Lukas knelt to tie up my hose and lace my boots. I scarcely knew my younger sisters, Petronilla and Phoebia. They had been but wasps in the garden of family. Max and Thalassa had been the snake and the shrew. So what was the snake doing here?

“Who is it holds your leash, Max? Your master must be headquartered in Palinur. Or has he loosed your golden chains so far as to permit random family visits?”

“My master's business has brought me to the city,” said Max. “Business of critical importance to Navronne's future. I've no leave to discuss it—or him—with anyone save family. Yet I doubt such exceptions should be extended to
you
. You might be tempted to use the information to buy your way out of your unhappy lot. Only a sadist or a halfwit is going to consider a contract for a twelve-year
recondeur
. You know nothing of leashes, little brother. Not yet.”

My brother rocked the chair back on its rear legs, his bulk overflowing it. From the time I shot past his height at age ten or so, Max had always managed to be sitting when we were together. And he had always enjoyed taunting me with the privileges he earned from being the dutiful elder, while I suffered the consequences of my errant nature. Evidently, nothing had changed.

“Keep your secrets,
ancieno,
” I said. “I am, as ever, hopelessly unreliable when it comes to family loyalties.”

Having finished with my boots, Lukas picked up a hinged contraption of delicately engraved silver from the small table beside my bed. With perfect patience he waited for me to kneel before him so he could slip it over my head. He could not completely hide his delight in this particular duty.

“You must excuse me from any further conversation,” I said, as I dropped to my knees.
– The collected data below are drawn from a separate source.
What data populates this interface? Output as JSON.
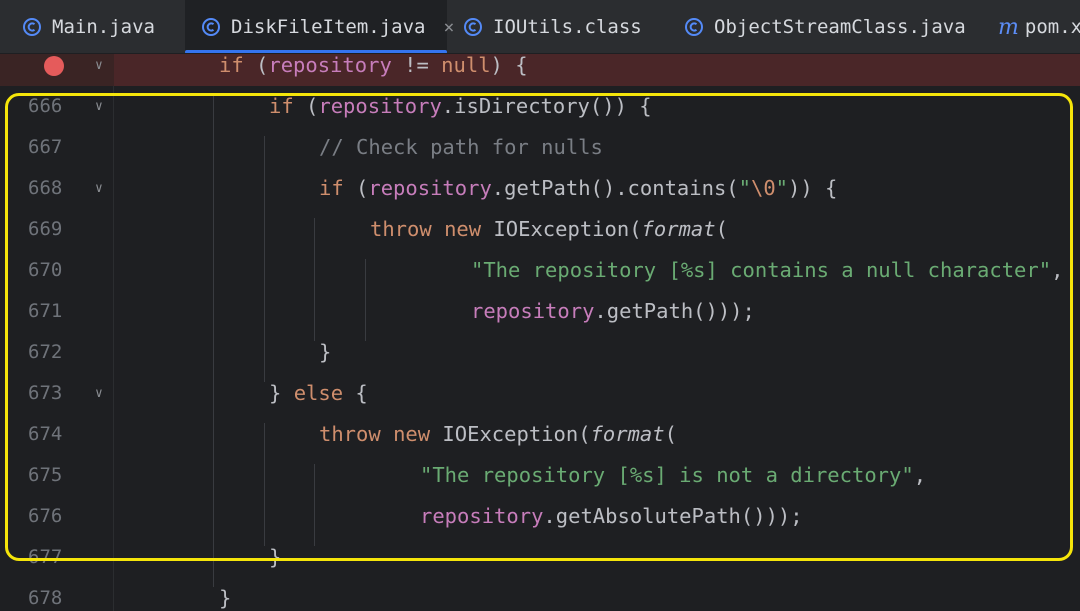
{
  "tabs": [
    {
      "label": "Main.java",
      "icon": "java-class-icon",
      "active": false
    },
    {
      "label": "DiskFileItem.java",
      "icon": "java-class-icon",
      "active": true,
      "close": "×"
    },
    {
      "label": "IOUtils.class",
      "icon": "java-class-icon",
      "active": false
    },
    {
      "label": "ObjectStreamClass.java",
      "icon": "java-class-icon",
      "active": false
    },
    {
      "label": "pom.xm",
      "icon": "maven-icon",
      "active": false
    }
  ],
  "line_numbers": [
    "666",
    "667",
    "668",
    "669",
    "670",
    "671",
    "672",
    "673",
    "674",
    "675",
    "676",
    "677",
    "678"
  ],
  "code": {
    "l665": {
      "kw_if": "if",
      "p1": " (",
      "repo": "repository",
      "op": " != ",
      "null": "null",
      "p2": ") {"
    },
    "l666": {
      "kw_if": "if",
      "p1": " (",
      "repo": "repository",
      "m": ".isDirectory()) {"
    },
    "l667": {
      "comment": "// Check path for nulls"
    },
    "l668": {
      "kw_if": "if",
      "p1": " (",
      "repo": "repository",
      "m": ".getPath().contains(",
      "s1": "\"",
      "esc": "\\0",
      "s2": "\"",
      "end": ")) {"
    },
    "l669": {
      "kw_throw": "throw",
      "kw_new": "new",
      "cls": " IOException(",
      "fmt": "format",
      "p": "("
    },
    "l670": {
      "str": "\"The repository [%s] contains a null character\"",
      "comma": ","
    },
    "l671": {
      "repo": "repository",
      "m": ".getPath()));"
    },
    "l672": {
      "brace": "}"
    },
    "l673": {
      "b1": "} ",
      "kw_else": "else",
      "b2": " {"
    },
    "l674": {
      "kw_throw": "throw",
      "kw_new": "new",
      "cls": " IOException(",
      "fmt": "format",
      "p": "("
    },
    "l675": {
      "str": "\"The repository [%s] is not a directory\"",
      "comma": ","
    },
    "l676": {
      "repo": "repository",
      "m": ".getAbsolutePath()));"
    },
    "l677": {
      "brace": "}"
    },
    "l678": {
      "brace": "}"
    }
  },
  "colors": {
    "keyword": "#cf8e6d",
    "field": "#c77dbb",
    "string": "#6aab73",
    "comment": "#7a7e85",
    "highlight": "#f5e50a",
    "breakpoint": "#e55b5b"
  }
}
I thought I had managed the encounter well, but it was impossible to hide bitterness at this point. Not with Max here.

My brother lowered his chair legs to the floor with a jolt, watching goggle-eyed. “Ah, fires of Deunor, they have done you proud, Valen,” he whispered. “You, the lad who threw fits when locked in his bedchamber ten times the size of this room.”
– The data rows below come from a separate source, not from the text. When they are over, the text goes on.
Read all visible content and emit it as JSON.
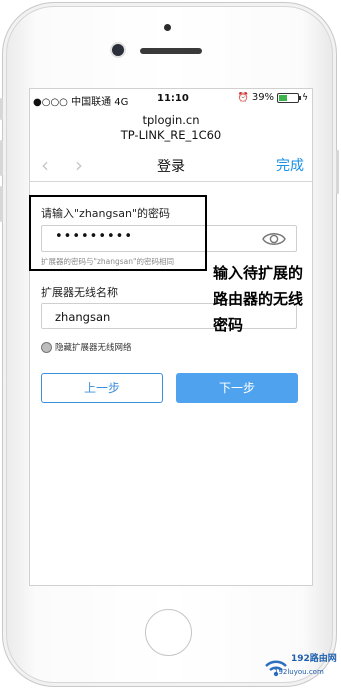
{
  "status_bar": {
    "carrier": "●○○○ 中国联通  4G",
    "time": "11:10",
    "alarm": "⏰",
    "battery_text": "39%",
    "battery_level": 0.39,
    "charging": "ϟ"
  },
  "browser": {
    "host": "tplogin.cn",
    "page_title": "TP-LINK_RE_1C60"
  },
  "nav": {
    "back": "‹",
    "forward": "›",
    "title": "登录",
    "done": "完成"
  },
  "form": {
    "password_label": "请输入\"zhangsan\"的密码",
    "password_value": "•••••••••",
    "password_hint": "扩展器的密码与\"zhangsan\"的密码相同",
    "ssid_label": "扩展器无线名称",
    "ssid_value": "zhangsan",
    "hide_ssid_label": "隐藏扩展器无线网络"
  },
  "buttons": {
    "prev": "上一步",
    "next": "下一步"
  },
  "annotation": {
    "text": "输入待扩展的路由器的无线密码"
  },
  "watermark": {
    "brand": "192路由网",
    "url": "192luyou.com"
  },
  "colors": {
    "accent": "#1a8fe3",
    "next_button": "#4fa3ee"
  }
}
A delicate silver band three fingers wide encircled my throat. From it graceful silver coils stretched up my neck to support a mask that covered the left half of my face. This mask was not smooth, accommodating silk, but rigid silver that sealed my lips closed, blocked one nostril and one ear, and obscured one eye. Lukas latched the cursed thing at the back of my neck and fastened the thin metal strap that held it over my head. The Registry judge who had insisted on the mask had been most annoyed that in all my tedious accounting of my twelve uncontrolled years, I'd not implicated any ordinary he could hang.
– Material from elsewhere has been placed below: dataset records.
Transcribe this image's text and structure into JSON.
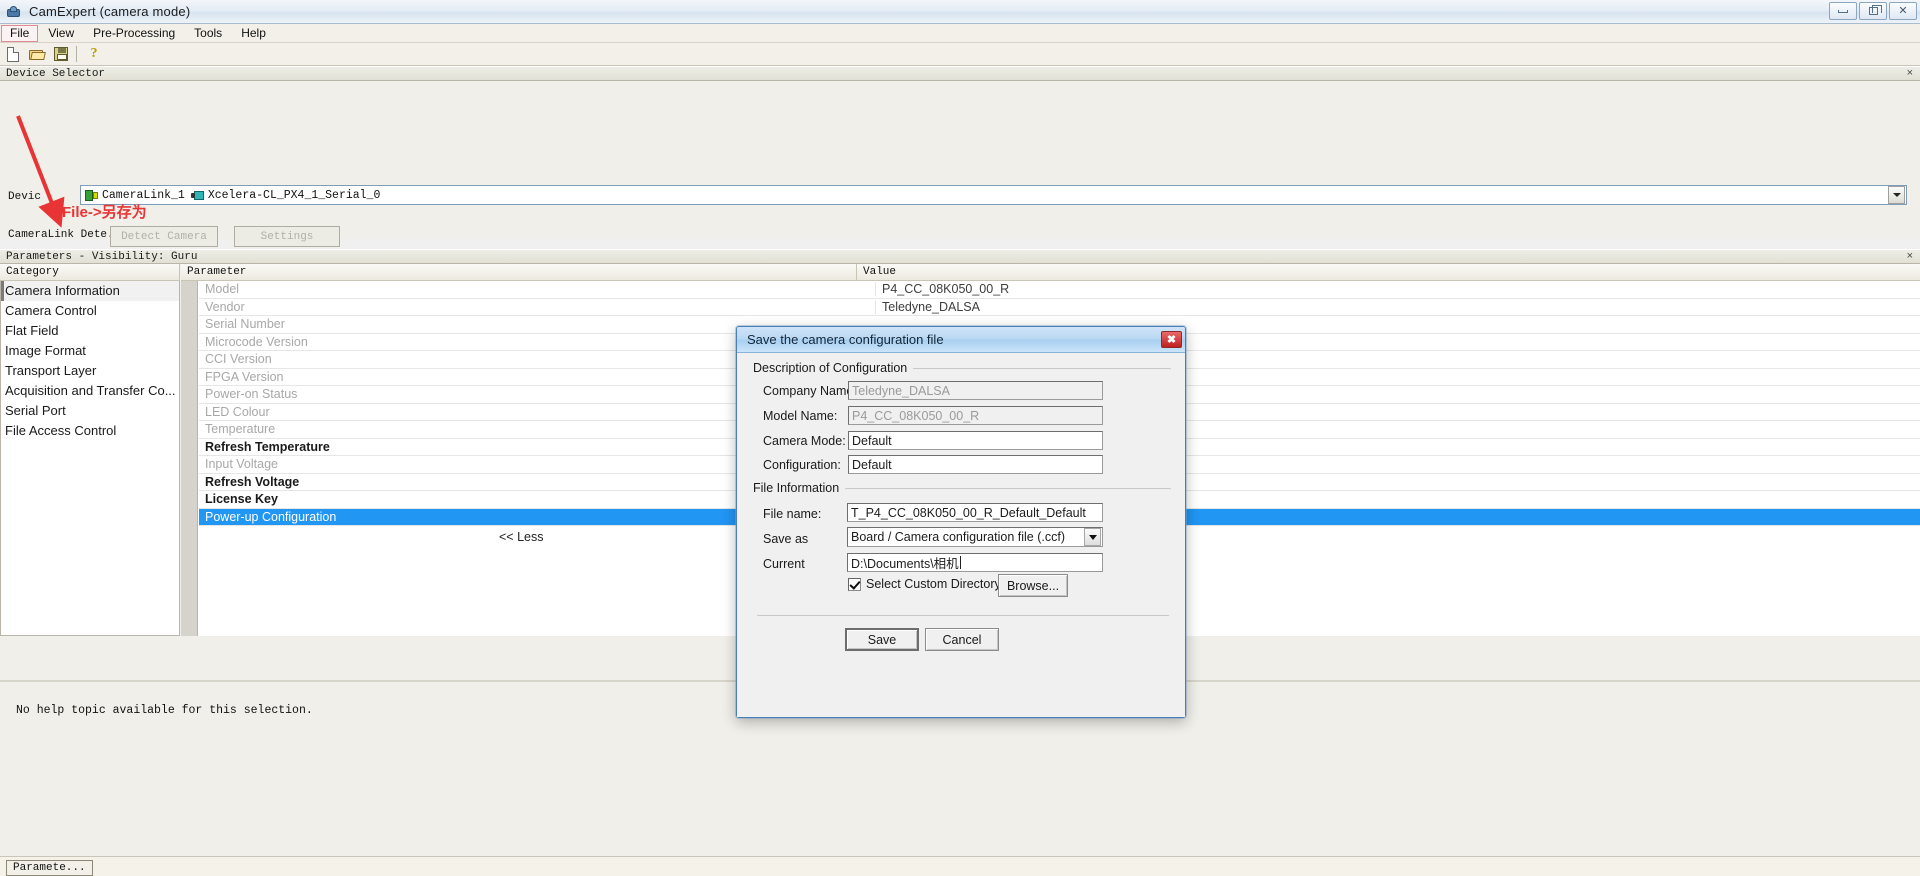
{
  "window": {
    "title": "CamExpert (camera mode)",
    "icon": "camera-icon",
    "buttons": {
      "minimize": "minimize-icon",
      "maximize": "maximize-icon",
      "close": "close-icon"
    }
  },
  "menubar": {
    "items": [
      {
        "label": "File",
        "active": true
      },
      {
        "label": "View",
        "active": false
      },
      {
        "label": "Pre-Processing",
        "active": false
      },
      {
        "label": "Tools",
        "active": false
      },
      {
        "label": "Help",
        "active": false
      }
    ]
  },
  "toolbar": {
    "buttons": [
      {
        "name": "new-file-icon"
      },
      {
        "name": "open-file-icon"
      },
      {
        "name": "save-file-icon"
      },
      {
        "name": "help-icon",
        "glyph": "?"
      }
    ]
  },
  "device_selector": {
    "panel_title": "Device Selector",
    "close_glyph": "×",
    "device_label": "Devic",
    "device_chips": [
      {
        "icon": "board-icon",
        "label": "CameraLink_1"
      },
      {
        "icon": "camera-icon",
        "label": "Xcelera-CL_PX4_1_Serial_0"
      }
    ],
    "detect_label": "CameraLink Dete...",
    "detect_button": "Detect Camera",
    "settings_button": "Settings"
  },
  "annotation": {
    "text": "File->另存为",
    "color": "#e83434"
  },
  "parameters": {
    "panel_title": "Parameters - Visibility: Guru",
    "close_glyph": "×",
    "columns": {
      "category": "Category",
      "parameter": "Parameter",
      "value": "Value"
    },
    "categories": [
      {
        "label": "Camera Information",
        "selected": true
      },
      {
        "label": "Camera Control",
        "selected": false
      },
      {
        "label": "Flat Field",
        "selected": false
      },
      {
        "label": "Image Format",
        "selected": false
      },
      {
        "label": "Transport Layer",
        "selected": false
      },
      {
        "label": "Acquisition and Transfer Co...",
        "selected": false
      },
      {
        "label": "Serial Port",
        "selected": false
      },
      {
        "label": "File Access Control",
        "selected": false
      }
    ],
    "rows": [
      {
        "name": "Model",
        "value": "P4_CC_08K050_00_R",
        "state": "dim",
        "selected": false
      },
      {
        "name": "Vendor",
        "value": "Teledyne_DALSA",
        "state": "dim",
        "selected": false
      },
      {
        "name": "Serial Number",
        "value": "",
        "state": "dim",
        "selected": false
      },
      {
        "name": "Microcode Version",
        "value": "",
        "state": "dim",
        "selected": false
      },
      {
        "name": "CCI Version",
        "value": "",
        "state": "dim",
        "selected": false
      },
      {
        "name": "FPGA Version",
        "value": "",
        "state": "dim",
        "selected": false
      },
      {
        "name": "Power-on Status",
        "value": "",
        "state": "dim",
        "selected": false
      },
      {
        "name": "LED Colour",
        "value": "",
        "state": "dim",
        "selected": false
      },
      {
        "name": "Temperature",
        "value": "",
        "state": "dim",
        "selected": false
      },
      {
        "name": "Refresh Temperature",
        "value": "",
        "state": "act",
        "selected": false
      },
      {
        "name": "Input Voltage",
        "value": "",
        "state": "dim",
        "selected": false
      },
      {
        "name": "Refresh Voltage",
        "value": "",
        "state": "act",
        "selected": false
      },
      {
        "name": "License Key",
        "value": "",
        "state": "act",
        "selected": false
      },
      {
        "name": "Power-up Configuration",
        "value": "",
        "state": "act",
        "selected": true
      }
    ],
    "less_link": "<< Less"
  },
  "help": {
    "text": "No help topic available for this selection."
  },
  "statusbar": {
    "tab": "Paramete..."
  },
  "dialog": {
    "title": "Save the camera configuration file",
    "close_glyph": "✖",
    "group_description": "Description of Configuration",
    "group_file": "File Information",
    "fields": {
      "company_label": "Company Name:",
      "company_value": "Teledyne_DALSA",
      "model_label": "Model Name:",
      "model_value": "P4_CC_08K050_00_R",
      "camera_mode_label": "Camera Mode:",
      "camera_mode_value": "Default",
      "configuration_label": "Configuration:",
      "configuration_value": "Default",
      "file_name_label": "File name:",
      "file_name_value": "T_P4_CC_08K050_00_R_Default_Default",
      "save_as_label": "Save as",
      "save_as_value": "Board / Camera configuration file (.ccf)",
      "current_label": "Current",
      "current_value": "D:\\Documents\\相机",
      "custom_dir_label": "Select Custom Directory",
      "custom_dir_checked": true,
      "browse_button": "Browse..."
    },
    "buttons": {
      "save": "Save",
      "cancel": "Cancel"
    }
  }
}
A grin materialized on Max's broad face. “Does it close in on you, little brother? Does the world appear warped, with only one eye to observe it? Can you feel the restraint, the control? Spirits of night, how you must loathe this.”

I ignored his baiting as I rose from the floor, fighting the urge to ram my head into the wall, practicing Brother Sebastian's lessons to shift words from tongue to spirit and allow them to float, discorporate, into the ether. Lukas settled a garish yellow cape lined with ermine about my shoulders, adjusted its drape, and pinned it to the left with an amber brooch just as the cathedral bells struck nine.

The key snicked in the door lock again. Two snow-dusted men in wine-colored cloaks and silk half masks entered, carrying deceptively plain bronze staves. Without meeting my brother's eyes, I touched my fingertips to my forehead—half flesh, half metal—and bowed to Max and then to my jailers. The Registry men quickly silkbound my clenched hands—we were all quite experienced at this now—and I followed the two down six flights of stairs and out into the street.

Our boots crunched in the frozen muck. On this, the tenth day of my punishment, our route led to the Stonemasons' District, a familiar haunt from my days working on the cathedral. There I was to spend the hours until sunset exhibited on a public platform, my foot shackled to a loop of iron.